Alaska House Fisheries Comittee holds hearing regarding genetically engineered salmon

Mar 1, 2017

House Joint Resolution 12 would urge Congress to enact legislation that would require genetically engineered salmon and salmon products to be prominently labeled as "genetically modified."

Anchorage Representative Geran Tarr speaks to the House Fisheries Committee about HJR 12, which opposes the FDA’s approval of genetically engineered salmon.
Credit Legislative Affairs Agency

The House Fisheries Committee held a hearing Tuesday, regarding a house joint resolution that opposes the FDA’s approval of genetically engineered salmon.

Audio Transcript:

In November of 2015, the FDA approved AquaBounty AquAdvantage genetically engineered salmon. It is the first genetically engineered animal that FDA has OK’d for human consumption.

Anchorage Representative Geran Tarr, who has sponsored similar legislation in the past two legislative sessions, is the resolution’s primary sponsor. She offered a statement at the hearing.

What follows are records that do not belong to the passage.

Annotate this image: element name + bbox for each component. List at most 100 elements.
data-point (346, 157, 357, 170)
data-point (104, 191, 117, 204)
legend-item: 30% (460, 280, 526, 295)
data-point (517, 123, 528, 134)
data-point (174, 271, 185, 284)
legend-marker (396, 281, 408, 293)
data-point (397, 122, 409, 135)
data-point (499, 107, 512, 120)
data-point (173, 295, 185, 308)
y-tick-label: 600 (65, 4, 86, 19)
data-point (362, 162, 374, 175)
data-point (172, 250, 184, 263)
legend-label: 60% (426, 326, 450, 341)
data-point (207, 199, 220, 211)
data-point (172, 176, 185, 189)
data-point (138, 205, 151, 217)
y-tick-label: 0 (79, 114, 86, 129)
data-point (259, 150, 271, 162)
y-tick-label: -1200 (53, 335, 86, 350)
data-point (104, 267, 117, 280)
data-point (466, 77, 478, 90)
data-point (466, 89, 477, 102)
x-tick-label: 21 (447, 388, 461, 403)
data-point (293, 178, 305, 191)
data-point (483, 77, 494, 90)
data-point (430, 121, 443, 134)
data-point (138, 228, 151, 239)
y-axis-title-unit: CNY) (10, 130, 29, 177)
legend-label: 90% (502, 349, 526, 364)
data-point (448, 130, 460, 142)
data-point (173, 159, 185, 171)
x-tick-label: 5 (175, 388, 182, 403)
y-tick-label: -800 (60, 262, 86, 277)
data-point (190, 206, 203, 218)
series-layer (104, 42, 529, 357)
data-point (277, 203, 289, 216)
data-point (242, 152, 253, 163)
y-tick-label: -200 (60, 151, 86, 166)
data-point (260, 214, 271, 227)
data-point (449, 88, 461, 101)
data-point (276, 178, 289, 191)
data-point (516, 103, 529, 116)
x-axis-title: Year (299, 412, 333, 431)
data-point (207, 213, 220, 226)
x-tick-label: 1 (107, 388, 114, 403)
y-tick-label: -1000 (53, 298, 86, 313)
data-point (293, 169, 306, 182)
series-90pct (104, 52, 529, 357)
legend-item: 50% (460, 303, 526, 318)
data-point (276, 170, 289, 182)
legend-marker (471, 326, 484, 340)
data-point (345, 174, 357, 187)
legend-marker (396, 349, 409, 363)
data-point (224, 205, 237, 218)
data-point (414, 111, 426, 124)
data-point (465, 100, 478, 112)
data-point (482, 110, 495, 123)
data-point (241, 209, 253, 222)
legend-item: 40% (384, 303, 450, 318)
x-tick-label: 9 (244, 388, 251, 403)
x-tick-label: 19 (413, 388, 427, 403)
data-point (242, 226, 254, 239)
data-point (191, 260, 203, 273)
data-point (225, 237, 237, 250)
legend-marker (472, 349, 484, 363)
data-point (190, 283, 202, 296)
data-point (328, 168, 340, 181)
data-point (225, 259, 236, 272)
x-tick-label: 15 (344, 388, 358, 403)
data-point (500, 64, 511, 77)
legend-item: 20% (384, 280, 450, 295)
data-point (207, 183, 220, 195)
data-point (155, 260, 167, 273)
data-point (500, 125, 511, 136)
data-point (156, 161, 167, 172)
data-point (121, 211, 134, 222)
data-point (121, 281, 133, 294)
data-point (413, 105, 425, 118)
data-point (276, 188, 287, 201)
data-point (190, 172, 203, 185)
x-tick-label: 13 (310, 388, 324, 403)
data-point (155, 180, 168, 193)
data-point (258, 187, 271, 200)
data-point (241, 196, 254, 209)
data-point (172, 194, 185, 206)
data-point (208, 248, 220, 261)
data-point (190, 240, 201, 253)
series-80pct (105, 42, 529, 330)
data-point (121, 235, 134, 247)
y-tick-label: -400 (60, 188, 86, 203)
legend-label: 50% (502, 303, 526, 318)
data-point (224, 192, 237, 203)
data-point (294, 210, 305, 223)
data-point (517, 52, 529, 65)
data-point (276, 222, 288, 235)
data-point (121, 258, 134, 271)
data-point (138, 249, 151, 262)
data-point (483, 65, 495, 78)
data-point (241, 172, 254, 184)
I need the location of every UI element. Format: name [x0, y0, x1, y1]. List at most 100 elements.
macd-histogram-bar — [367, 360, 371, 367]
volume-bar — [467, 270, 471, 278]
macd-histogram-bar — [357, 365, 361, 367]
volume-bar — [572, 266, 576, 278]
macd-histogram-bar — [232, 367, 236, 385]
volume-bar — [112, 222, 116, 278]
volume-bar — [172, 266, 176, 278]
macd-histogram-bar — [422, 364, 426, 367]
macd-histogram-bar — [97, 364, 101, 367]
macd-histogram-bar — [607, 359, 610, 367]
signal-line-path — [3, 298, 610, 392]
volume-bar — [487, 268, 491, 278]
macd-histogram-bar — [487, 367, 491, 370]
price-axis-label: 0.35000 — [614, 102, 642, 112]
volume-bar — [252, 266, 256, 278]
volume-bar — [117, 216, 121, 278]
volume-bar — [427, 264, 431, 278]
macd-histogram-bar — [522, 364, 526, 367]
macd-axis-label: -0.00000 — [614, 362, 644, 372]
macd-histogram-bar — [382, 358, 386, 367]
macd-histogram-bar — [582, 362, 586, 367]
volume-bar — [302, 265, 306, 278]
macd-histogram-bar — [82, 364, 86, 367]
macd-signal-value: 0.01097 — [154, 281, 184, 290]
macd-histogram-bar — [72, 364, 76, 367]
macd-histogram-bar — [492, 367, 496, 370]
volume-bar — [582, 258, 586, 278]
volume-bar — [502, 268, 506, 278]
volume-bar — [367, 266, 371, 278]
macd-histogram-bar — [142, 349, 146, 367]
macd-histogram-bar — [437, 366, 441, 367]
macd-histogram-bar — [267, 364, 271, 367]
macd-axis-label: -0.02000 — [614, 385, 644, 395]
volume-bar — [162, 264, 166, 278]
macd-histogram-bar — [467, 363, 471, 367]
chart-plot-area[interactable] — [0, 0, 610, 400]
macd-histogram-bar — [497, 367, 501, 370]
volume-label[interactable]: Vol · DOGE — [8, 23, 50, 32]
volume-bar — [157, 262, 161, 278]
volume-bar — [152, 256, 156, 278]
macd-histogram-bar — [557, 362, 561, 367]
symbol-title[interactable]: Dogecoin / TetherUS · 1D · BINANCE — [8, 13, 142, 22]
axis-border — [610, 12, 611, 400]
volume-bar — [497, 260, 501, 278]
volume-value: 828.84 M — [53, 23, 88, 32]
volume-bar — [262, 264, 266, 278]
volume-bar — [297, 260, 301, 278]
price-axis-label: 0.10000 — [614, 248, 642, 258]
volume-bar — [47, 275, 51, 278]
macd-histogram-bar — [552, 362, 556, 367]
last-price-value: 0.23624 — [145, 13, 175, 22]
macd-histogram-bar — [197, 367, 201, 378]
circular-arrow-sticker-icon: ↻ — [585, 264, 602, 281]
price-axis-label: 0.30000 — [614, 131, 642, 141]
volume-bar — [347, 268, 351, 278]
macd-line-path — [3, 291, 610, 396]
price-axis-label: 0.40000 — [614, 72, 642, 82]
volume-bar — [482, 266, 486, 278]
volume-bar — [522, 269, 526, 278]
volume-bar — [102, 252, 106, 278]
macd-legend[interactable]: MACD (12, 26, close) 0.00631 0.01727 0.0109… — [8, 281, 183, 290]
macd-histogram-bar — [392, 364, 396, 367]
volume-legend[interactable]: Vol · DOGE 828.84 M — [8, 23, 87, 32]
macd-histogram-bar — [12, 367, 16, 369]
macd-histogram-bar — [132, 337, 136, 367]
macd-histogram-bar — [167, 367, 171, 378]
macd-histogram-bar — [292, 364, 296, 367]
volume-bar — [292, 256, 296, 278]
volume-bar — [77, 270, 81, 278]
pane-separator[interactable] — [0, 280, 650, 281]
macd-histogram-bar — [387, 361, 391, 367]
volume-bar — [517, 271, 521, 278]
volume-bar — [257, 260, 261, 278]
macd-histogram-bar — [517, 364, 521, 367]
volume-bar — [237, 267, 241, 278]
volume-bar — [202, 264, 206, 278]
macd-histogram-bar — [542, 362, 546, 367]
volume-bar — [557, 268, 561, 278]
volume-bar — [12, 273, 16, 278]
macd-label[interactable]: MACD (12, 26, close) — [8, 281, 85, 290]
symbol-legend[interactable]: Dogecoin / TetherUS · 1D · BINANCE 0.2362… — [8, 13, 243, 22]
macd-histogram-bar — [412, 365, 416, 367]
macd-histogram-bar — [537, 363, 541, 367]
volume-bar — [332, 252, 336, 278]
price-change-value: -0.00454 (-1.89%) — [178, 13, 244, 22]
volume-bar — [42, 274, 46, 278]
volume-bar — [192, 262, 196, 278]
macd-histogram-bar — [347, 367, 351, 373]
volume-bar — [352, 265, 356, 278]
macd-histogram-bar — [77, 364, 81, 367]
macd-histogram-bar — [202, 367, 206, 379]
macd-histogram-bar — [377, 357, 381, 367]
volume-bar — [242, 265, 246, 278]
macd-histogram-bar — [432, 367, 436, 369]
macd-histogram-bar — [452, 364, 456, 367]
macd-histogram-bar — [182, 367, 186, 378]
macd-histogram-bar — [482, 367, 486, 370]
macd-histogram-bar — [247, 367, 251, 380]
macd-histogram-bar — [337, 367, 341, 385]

“So, what you get when you have the genetically modified fish is you have something that makes it grow bigger and faster,” said Tarr. “We have to question the difference between what’s healthy for an ecosystem versus what is an economic opportunity.”

The resolution expresses concern that the long term effects on human health of consuming genetically engineered salmon are unknown and that if the modified salmon were to escape, they could threaten wild fish populations, including wild salmon.

The committee amended the resolution. Originally it would have urged congress to enact legislation that requires prominent labeling of all genetically engineered products. They amended it to ask for the labeling of genetically engineered salmon and salmon products.

The floor was opened to public testimony, but no one testified. A variety of organizations in the Alaska fishing industry, including the United Fishermen of Alaska and the Southeast Alaska Fishermen’s Alliance have expressed written support for the resolution. HJR 12’s next stop is the House Resources Committee.